A Cracking Debut: Read a Sample Chapter of Brunswick Street Blues by Sally Bothroyd

A Cracking Debut: Read a Sample Chapter of Brunswick Street Blues by Sally Bothroyd

October 2007

This wasn’t the first time I’d encountered a dead body.

Having grown up in inner Melbourne in the 1990s when heroin was at its peak, I’d passed the occasional overdosed junkie on the way to school. I couldn’t immediately see the man’s face, but this didn’t look like an overdosed stranger.

The bright white hair made him unmistakable—it was Mayor Dickie Ruffhead. His leering portrait hung in the foyer of the council’s chambers, and when I took a few more steps towards the body, I could see that even in death he had the same smile on his smarmy, perma-tanned face, although his dentures were now on the floor among a scattering of bulldog clips and I couldn’t help noticing that his pinstriped trousers were down around his ankles.

It was true that the mayor had been missing for several days, but no one seemed too concerned. Council gossip suggested his wife had sent him to rehab again for sex addiction—or gambling, drinking or possibly cocaine; the mayor was a man of varied interests. I took a closer look at his mottled face. Stroke or heart attack was my guess. On the plus side, the discovery explained the weird smell on the second floor of the council building, which had been a hot topic of discussion for several days. (It had been mooted that a disgruntled rate payer had hidden prawn heads in an aircon duct again.) Of course, no one had checked the archives storage. No one had checked anywhere. Council staff were sticklers for job descriptions and frowned on anyone who strayed outside of their strict parameters. Even cleaning out the office fridge was unthinkable.

I’d lived in Melbourne all my life. In 170 years the city had grown from a scrawny settlement founded by the syphilitic son of a convict on the banks of the Yarra River to an unwieldy metropolis. I’ve heard it said that John Batman was the only person in Australia’s colonial history to attempt a treaty with the Kulin people whose land he wanted. It was an unfair contract, of course, but that’s bureaucracy for you.

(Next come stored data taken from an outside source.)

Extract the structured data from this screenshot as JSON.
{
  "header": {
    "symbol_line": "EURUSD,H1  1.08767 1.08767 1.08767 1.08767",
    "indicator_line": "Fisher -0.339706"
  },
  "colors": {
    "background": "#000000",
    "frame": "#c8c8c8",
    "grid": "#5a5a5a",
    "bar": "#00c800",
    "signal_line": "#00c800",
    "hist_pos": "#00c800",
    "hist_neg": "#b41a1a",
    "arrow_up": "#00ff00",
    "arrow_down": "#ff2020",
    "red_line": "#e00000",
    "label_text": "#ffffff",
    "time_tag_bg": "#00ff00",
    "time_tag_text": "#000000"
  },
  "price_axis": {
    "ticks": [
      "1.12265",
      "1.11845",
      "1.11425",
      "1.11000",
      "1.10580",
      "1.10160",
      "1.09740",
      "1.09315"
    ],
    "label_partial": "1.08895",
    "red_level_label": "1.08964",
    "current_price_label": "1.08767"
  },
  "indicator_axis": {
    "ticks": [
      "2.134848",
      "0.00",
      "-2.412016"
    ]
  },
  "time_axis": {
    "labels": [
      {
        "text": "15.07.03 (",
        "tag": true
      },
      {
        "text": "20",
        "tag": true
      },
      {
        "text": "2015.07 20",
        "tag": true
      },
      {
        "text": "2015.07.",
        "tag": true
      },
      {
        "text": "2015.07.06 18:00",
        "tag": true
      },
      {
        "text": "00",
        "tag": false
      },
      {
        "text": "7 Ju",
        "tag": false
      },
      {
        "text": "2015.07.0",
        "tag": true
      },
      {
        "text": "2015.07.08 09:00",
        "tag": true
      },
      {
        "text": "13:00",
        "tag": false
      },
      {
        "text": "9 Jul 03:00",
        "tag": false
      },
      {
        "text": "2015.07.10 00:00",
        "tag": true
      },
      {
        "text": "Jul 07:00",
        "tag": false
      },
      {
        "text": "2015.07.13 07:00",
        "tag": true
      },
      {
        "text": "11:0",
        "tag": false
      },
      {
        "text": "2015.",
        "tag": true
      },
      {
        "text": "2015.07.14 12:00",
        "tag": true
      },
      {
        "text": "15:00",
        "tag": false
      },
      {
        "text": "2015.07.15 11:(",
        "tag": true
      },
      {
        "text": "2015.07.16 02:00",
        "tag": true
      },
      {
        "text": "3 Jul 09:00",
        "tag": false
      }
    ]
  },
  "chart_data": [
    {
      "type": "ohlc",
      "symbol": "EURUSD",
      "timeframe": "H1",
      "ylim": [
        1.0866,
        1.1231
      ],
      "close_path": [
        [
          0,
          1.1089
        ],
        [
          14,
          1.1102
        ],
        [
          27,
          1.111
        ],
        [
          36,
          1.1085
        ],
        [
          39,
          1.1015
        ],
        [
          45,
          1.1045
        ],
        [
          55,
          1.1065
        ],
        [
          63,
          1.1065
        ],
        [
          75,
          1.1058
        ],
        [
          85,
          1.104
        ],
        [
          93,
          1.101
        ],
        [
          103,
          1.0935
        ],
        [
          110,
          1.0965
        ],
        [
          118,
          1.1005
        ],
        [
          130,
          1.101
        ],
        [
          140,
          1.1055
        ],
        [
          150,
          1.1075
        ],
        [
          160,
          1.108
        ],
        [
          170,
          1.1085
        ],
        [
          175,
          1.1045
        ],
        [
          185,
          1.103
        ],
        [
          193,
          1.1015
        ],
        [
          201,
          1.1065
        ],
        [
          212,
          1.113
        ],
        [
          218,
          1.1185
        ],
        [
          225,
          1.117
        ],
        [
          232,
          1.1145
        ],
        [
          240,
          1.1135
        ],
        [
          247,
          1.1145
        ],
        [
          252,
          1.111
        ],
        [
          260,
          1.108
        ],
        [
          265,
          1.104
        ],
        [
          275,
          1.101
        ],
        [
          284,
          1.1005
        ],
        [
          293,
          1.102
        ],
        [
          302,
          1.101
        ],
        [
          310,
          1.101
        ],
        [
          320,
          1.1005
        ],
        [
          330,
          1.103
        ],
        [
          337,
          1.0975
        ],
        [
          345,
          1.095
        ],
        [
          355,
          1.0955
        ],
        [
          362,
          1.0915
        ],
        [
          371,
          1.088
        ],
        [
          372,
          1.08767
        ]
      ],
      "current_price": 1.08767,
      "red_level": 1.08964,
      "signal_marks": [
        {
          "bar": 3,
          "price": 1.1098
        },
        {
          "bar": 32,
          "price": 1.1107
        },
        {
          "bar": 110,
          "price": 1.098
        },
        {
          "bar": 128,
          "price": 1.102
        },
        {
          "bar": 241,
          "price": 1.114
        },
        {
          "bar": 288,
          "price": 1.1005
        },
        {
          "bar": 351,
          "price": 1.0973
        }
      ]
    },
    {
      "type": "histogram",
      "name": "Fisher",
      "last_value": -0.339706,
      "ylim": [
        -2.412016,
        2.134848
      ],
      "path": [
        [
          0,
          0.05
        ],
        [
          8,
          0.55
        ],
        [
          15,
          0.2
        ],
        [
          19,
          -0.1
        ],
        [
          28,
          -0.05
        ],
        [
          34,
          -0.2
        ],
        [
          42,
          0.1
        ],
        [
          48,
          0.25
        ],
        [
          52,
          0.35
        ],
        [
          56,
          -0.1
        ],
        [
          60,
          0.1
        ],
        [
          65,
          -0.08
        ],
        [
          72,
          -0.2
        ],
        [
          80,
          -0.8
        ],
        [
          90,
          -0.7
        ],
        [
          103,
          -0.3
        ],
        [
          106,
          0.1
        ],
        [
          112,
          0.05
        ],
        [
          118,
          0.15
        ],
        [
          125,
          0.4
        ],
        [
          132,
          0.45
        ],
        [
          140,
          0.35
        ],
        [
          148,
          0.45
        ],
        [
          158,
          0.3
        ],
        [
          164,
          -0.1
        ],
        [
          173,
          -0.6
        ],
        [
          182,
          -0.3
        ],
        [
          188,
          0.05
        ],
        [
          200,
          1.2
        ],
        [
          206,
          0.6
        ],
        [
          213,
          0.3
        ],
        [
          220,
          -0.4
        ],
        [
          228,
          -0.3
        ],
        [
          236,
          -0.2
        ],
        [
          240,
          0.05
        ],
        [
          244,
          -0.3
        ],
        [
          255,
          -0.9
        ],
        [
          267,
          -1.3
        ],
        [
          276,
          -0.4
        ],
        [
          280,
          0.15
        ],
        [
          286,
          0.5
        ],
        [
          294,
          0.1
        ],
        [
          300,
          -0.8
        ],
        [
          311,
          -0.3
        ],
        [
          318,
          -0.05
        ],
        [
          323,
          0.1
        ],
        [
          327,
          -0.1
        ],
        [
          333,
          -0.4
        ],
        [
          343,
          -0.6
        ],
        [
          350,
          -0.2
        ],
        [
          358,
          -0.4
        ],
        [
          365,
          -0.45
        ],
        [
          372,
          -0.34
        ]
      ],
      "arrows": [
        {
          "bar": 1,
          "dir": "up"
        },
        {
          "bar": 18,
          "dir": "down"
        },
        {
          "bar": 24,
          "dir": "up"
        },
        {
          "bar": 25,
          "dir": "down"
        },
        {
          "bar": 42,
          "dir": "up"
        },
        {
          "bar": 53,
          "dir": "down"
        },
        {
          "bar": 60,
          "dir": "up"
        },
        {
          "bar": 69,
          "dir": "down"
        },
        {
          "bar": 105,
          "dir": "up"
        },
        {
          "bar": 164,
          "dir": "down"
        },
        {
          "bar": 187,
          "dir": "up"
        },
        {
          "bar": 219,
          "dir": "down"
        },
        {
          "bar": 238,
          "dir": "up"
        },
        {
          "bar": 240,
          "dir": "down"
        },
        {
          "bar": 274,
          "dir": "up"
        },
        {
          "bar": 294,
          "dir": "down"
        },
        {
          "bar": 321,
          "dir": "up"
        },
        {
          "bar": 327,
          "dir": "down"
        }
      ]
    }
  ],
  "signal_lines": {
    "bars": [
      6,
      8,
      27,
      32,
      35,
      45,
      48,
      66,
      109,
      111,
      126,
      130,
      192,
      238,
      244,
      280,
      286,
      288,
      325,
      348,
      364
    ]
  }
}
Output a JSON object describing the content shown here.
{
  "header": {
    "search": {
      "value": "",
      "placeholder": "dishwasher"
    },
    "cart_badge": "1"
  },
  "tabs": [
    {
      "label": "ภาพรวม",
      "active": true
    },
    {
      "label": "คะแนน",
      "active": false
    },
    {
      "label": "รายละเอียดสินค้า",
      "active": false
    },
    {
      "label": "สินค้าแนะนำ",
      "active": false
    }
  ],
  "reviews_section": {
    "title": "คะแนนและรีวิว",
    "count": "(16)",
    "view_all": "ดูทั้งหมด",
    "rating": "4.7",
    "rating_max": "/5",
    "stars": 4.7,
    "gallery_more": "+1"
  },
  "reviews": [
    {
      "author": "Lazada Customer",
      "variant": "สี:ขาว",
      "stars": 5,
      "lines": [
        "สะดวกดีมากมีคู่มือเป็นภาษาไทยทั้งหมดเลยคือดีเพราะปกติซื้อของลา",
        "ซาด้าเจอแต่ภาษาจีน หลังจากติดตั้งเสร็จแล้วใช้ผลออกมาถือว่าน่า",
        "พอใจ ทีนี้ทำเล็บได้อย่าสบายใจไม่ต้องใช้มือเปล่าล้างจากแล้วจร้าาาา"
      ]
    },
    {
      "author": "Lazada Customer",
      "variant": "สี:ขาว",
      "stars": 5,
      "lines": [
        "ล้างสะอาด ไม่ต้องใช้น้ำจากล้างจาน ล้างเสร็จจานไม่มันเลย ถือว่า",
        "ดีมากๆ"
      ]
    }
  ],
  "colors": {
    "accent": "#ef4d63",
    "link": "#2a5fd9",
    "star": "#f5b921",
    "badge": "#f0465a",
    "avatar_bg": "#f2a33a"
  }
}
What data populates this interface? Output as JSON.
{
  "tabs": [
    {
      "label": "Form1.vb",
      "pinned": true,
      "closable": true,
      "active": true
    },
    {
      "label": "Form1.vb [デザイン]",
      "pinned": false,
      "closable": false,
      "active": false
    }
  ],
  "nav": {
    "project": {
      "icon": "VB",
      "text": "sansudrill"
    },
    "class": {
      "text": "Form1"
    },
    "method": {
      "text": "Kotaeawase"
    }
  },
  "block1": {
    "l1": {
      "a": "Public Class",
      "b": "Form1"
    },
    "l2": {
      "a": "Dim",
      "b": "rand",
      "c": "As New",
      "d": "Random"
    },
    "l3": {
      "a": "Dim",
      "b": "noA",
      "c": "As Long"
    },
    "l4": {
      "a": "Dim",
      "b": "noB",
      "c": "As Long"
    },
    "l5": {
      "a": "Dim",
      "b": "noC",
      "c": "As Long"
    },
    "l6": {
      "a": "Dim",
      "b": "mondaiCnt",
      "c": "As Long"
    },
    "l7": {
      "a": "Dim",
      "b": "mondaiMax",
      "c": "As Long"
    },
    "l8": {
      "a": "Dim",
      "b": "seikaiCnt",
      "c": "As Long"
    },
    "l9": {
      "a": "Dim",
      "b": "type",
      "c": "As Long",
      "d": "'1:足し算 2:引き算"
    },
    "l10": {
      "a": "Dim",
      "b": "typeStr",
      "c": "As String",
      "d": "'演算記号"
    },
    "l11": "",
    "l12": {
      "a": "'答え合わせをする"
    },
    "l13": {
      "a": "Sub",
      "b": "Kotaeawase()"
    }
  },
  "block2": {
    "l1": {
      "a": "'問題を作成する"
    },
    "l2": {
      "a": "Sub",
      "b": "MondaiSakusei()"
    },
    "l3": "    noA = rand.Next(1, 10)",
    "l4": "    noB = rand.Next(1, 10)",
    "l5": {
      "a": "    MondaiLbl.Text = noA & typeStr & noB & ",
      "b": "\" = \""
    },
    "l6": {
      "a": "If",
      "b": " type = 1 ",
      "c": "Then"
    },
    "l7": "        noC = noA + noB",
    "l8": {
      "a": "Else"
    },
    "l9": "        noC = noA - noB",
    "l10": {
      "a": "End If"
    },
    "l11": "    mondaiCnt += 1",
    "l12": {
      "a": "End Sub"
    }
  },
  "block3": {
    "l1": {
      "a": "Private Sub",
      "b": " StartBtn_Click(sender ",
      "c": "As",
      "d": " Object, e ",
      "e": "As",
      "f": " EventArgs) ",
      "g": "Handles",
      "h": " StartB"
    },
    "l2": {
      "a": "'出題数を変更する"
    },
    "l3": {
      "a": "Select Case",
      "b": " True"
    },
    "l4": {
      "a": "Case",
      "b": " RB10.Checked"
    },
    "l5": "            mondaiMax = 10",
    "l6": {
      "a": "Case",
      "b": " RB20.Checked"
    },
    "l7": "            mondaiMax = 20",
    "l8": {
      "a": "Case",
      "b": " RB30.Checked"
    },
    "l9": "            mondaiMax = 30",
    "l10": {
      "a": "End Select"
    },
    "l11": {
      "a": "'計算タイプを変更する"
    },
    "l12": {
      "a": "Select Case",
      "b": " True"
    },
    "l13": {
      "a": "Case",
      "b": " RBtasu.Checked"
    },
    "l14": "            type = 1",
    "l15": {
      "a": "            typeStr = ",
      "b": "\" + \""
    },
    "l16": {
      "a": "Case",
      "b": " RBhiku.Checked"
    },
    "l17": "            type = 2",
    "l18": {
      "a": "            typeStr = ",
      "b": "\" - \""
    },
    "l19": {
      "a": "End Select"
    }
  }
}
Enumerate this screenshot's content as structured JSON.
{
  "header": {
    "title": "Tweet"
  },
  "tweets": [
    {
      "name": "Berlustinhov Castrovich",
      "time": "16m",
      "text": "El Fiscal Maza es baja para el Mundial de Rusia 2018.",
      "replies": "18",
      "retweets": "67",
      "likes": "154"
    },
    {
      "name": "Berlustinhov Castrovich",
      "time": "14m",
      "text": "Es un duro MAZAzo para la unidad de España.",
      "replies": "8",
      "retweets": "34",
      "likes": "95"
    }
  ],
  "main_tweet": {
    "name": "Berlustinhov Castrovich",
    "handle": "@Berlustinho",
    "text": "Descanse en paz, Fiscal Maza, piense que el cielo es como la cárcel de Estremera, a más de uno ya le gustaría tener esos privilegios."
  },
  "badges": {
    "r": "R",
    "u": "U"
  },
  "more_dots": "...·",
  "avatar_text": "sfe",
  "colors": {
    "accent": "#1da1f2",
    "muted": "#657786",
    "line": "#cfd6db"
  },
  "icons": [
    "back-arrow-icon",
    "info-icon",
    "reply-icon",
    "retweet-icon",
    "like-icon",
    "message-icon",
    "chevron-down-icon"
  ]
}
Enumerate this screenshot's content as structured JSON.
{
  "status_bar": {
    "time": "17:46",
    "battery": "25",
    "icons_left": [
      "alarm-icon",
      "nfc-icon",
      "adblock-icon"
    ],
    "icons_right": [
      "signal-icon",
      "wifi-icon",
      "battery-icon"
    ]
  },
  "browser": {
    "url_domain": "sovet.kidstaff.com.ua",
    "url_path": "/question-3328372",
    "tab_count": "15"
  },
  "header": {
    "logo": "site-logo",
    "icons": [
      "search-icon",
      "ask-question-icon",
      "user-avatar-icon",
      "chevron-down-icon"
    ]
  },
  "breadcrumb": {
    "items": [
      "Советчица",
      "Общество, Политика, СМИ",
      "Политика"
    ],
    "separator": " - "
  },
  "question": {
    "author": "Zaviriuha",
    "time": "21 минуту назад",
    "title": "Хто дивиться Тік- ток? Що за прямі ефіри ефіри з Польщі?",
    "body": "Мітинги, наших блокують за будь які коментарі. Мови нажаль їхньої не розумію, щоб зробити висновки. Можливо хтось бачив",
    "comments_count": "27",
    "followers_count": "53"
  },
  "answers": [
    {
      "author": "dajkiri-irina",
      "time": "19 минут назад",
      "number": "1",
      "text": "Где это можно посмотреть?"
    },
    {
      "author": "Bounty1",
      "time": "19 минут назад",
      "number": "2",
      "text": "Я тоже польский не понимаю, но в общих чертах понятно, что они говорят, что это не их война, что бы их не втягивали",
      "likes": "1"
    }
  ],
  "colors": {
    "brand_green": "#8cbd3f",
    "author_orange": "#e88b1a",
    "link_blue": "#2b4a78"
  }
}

Recently, the city had become my employer and as far I could see, Batman’s act set the tone for Melbourne and the ongoing management of its boroughs. I had a PR job and I hated it, but the money was good and it was nine to five, which meant I could keep working nights for my Uncle Baz.

He owned a pub in Fitzroy, an inner suburb just north of Melbourne city known for its live music, coffee culture and a football team that had moved to Brisbane in the 1990s due to money troubles…

Continue reading the extract here…

Buy a copy of Brunswick Street Blues here.

Publisher details

Synopsis

Winner of the inaugural ASA/HQ Commercial Fiction Prize. The twists keep piling up in this fun and distinctively Australian debut mystery, perfect for readers of The Thursday Murder Club and Janet Evanovich.

Brick Brown has problems: she hates her day job, and her beloved Uncle Baz has gone missing.

Although a bartender by trade, Brick Brown has finagled herself a job on the city council to investigate a complaint that threatens to close her uncle's well-loved blues club in the heart of Melbourne.

Brick suspects something strange is going on, but when her amateur sleuthing uncovers the mayor's dead body in a locked room, she's dragged into the dangerous world of dodgy developers with the reluctant help of Mitch Mitchell, a prickly war correspondent turned investigative journalist.

Relying on her street smarts and an unlikely band of allies, Brick and Mitchell unearth corruption that runs deeper than just local government, and the stakes are higher than they banked on. And when Brick also discovers some terrifying information about her past, the stakes turn deadly...

Sally Bothroyd
About the author

Sally Bothroyd

Sally Bothroyd lives in Darwin with her partner and daughter. She's currently the director of the Northern Territory Writers' Centre, but before that worked for many years as a journalist - both in broadcast and in print. Sally grew up in Victoria and lived in Melbourne in the 1990s. She returned there for a period in the 2000s to study filmmaking at the Victoria College of the Arts. She has made several short films which have appeared at film festivals around Australia and overseas. She's a longtime fan of crime fiction and had a short story shortlisted for the 2020 Scarlet Stiletto Awards, run by Sisters in Crime.